Collector的配置和使用
Collector配置
collector通過pipeline處理service中啟用的數據。pipeline由接收遙測數據的組件構成,包括:
其次還可以通過擴展來為Collector添加功能,但擴展不需要直接訪問遙測數據,且不是pipeline的一部分。擴展同樣可以在service中啟用。
Receivers
receiver定義了數據如何進入OpenTelemetry Collector。必須配置一個或多個receiver,默認不會配置任何receivers。
下面給出了所有可用的receivers的基本例子,更多配置可以參見receiver文檔。
receivers:
opencensus:
address: "localhost:55678"
zipkin:
address: "localhost:9411"
jaeger:
protocols:
grpc:
thrift_http:
thrift_tchannel:
thrift_compact:
thrift_binary:
prometheus:
config:
scrape_configs:
- job_name: "caching_cluster"
scrape_interval: 5s
static_configs:
- targets: ["localhost:8889"]
Processors
Processors運行在數據的接收和導出之間。雖然Processors是可選的,但有時候會建議使用Processors。

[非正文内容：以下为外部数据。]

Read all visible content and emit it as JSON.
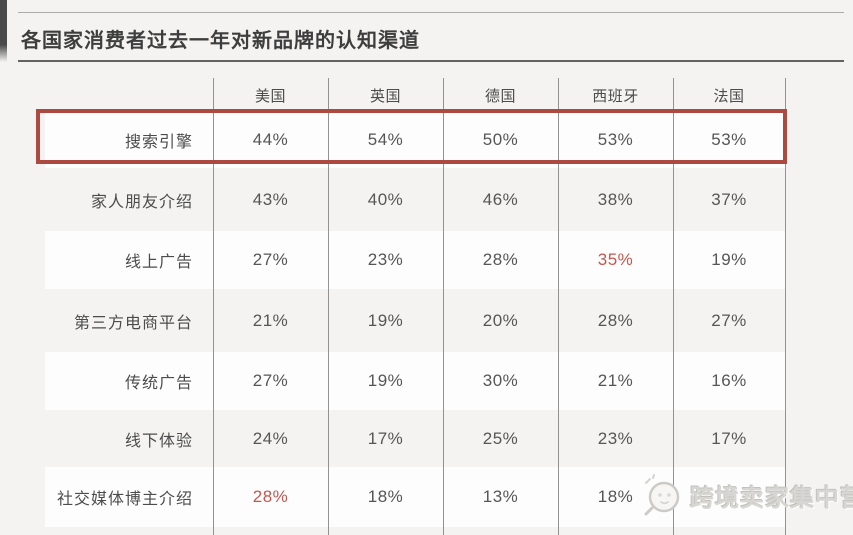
{
  "title": "各国家消费者过去一年对新品牌的认知渠道",
  "table": {
    "columns": [
      "美国",
      "英国",
      "德国",
      "西班牙",
      "法国"
    ],
    "rows": [
      {
        "label": "搜索引擎",
        "values": [
          "44%",
          "54%",
          "50%",
          "53%",
          "53%"
        ],
        "red_cols": [],
        "highlighted": true
      },
      {
        "label": "家人朋友介绍",
        "values": [
          "43%",
          "40%",
          "46%",
          "38%",
          "37%"
        ],
        "red_cols": []
      },
      {
        "label": "线上广告",
        "values": [
          "27%",
          "23%",
          "28%",
          "35%",
          "19%"
        ],
        "red_cols": [
          3
        ]
      },
      {
        "label": "第三方电商平台",
        "values": [
          "21%",
          "19%",
          "20%",
          "28%",
          "27%"
        ],
        "red_cols": []
      },
      {
        "label": "传统广告",
        "values": [
          "27%",
          "19%",
          "30%",
          "21%",
          "16%"
        ],
        "red_cols": []
      },
      {
        "label": "线下体验",
        "values": [
          "24%",
          "17%",
          "25%",
          "23%",
          "17%"
        ],
        "red_cols": []
      },
      {
        "label": "社交媒体博主介绍",
        "values": [
          "28%",
          "18%",
          "13%",
          "18%",
          ""
        ],
        "red_cols": [
          0
        ]
      }
    ]
  },
  "watermark": {
    "text": "跨境卖家集中营",
    "icon": "magnifier-face-icon"
  },
  "colors": {
    "page_bg": "#f4f3f1",
    "row_band_white": "#fdfdfd",
    "divider_gray": "#929292",
    "accent_red_border": "#ac4a41",
    "accent_red_text": "#c3574e",
    "text_dark": "#4c4c4c",
    "watermark_gray": "#d7d6d2"
  },
  "layout_meta": {
    "highlight_note": "red box around search-engine row",
    "hidden_cell_note": "last row France value obscured by watermark"
  }
}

下面給出了所有可用的Processors的基本例子,更多參見Processors文檔。
processors:
attributes/example:
actions:
- key: db.statement
action: delete
batch:
timeout: 5s
send_batch_size: 1024
probabilistic_sampler:
disabled: true
span:
name:
from_attributes: ["db.svc", "operation"]
separator: "::"
queued_retry: {}
tail_sampling:
policies:
- name: policy1
type: rate_limiting
rate_limiting:
spans_per_second: 100
Exporters
exporter指定了如何將數據發往一個或多個后端/目標。必須配置一個或多個exporter,默認不會配置任何exporter。
下面給出了所有可用的exporters的基本例子,更多參見exporters文檔。
exporters:
opencensus:
headers: {"X-test-header": "test-header"}
compression: "gzip"
cert_pem_file: "server-ca-public.pem" # optional to enable TLS
endpoint: "localhost:55678"
reconnection_delay: 2s
logging:
loglevel: debug
jaeger_grpc:
endpoint: "http://localhost:14250"
jaeger_thrift_http:
headers: {"X-test-header": "test-header"}
timeout: 5
endpoint: "http://localhost:14268/api/traces"
zipkin:
endpoint: "http://localhost:9411/api/v2/spans"
prometheus:
endpoint: "localhost:8889"
namespace: "default"
Service
Service部分用於配置OpenTelemetry Collector根據receivers, processors, exporters, 和extensions sections的配置會啟用那些特性。service分為兩部分:
- extensions
- pipelines
extensions包含啟用的擴展,如:
service:
extensions: [health_check, pprof, zpages]
Pipelines有兩類:
- metrics: 采集和處理metrics數據
- traces: 采集和處理trace數據
一個pipeline是一組 receivers, processors, 和exporters的集合。必須在service之外定義每個receiver/processor/exporter的配置,然后將其包含到pipeline中。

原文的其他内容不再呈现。